L’idea è molto semplice ed è mutuata da come il Partito Laburista inglese sceglie i propri candidati: in primis si pubblica un appello. Chi è interessato presenta il suo curriculum. I curricula possono essere presentati da iscritti al Partito così come da esterni, ad esempio dalle associazioni. Alla luce dei curricula, un comitato a livello di collegio seleziona un numero ristretto di nomi. Costoro sono convocati e sottoposti a pubblica audizione, onde scegliere il più credibile in ragione sia delle sue esperienze e competenze, sia delle esigenze di rappresentanza del collegio.

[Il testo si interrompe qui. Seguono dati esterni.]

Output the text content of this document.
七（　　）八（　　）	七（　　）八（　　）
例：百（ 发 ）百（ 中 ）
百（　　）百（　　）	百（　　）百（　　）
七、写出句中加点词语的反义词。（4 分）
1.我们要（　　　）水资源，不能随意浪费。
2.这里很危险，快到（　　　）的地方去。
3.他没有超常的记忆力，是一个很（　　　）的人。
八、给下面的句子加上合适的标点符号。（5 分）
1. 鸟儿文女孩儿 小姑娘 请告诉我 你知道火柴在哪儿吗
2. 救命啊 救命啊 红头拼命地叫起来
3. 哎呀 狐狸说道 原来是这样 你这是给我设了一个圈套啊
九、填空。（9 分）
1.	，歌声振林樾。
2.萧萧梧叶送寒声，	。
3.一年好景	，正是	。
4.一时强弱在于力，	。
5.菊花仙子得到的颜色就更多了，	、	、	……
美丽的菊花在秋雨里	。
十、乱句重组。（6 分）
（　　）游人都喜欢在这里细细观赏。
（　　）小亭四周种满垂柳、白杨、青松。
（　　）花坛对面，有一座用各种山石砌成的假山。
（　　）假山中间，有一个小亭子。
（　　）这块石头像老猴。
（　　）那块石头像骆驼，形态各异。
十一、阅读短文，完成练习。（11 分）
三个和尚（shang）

Mutatis mutandis coloro i quali desiderano candidarsi potrebbero mandare il loro curriculum via posta elettronica alla segreteria di Liberi e Uguali (per informazioni scrivete a [email protected]) entro il 6 di Gennaio. La stessa si occuperà di smistare i curricula tra i vari coordinamenti regionali in maniera che almeno a livello di regione se non è praticabile farlo a livello di collegio si possano convocare le assemblee la settimana successiva e chiamare i diversi candidati a presentarsi davanti all’assemblea territoriale di riferimento.

Questo metodo avrebbe diversi meriti:

  • far emergere competenze e qualità privilegiando le migliori e i migliori rappresentanti;
  • superare supposti equilibri tra Art1, Sinistra Italiana e Possibile;
  • essere aperto ad istanze esterne che non sono necessariamente già iscritte a uno dei tre soggetti citati;
  • evitare una lottizzazione preventiva sterile, pericolosa e senza ‘base’ elettorale.

In ultimo, ma non per importanza, sarebbe bene che Liberi e Uguali agisse da oggi fino al 4 marzo assolutamente in controtendenza rispetto alle critiche che gli sono rivolte dai maggiori media che presentano il manuale Cencelli come unica strada realistica e percorribile, smentendo nella pratica e proprio nella costruzione delle liste la percezione di essere prevalentemente una formazione di reduci, rancorosi, riciclati e principalmente di amministratori ed eletti interessati esclusivamente a ri-conquistare una poltrona. Per far questo sarebbe opportuno trovare un giusto bilanciamento tra esigenze di rappresentanza e novità della nuova proposta che non potrà dirsi tale se incarnata esclusivamente dai soliti nomi. La risposta dell’elettorato e in particolare dei delusi e dei milioni di cittadini che non vanno più a votare dipenderà in larga parte anche da come si affronterà questa sfida. Sta a noi la capacità di saperla cogliere adeguatamente.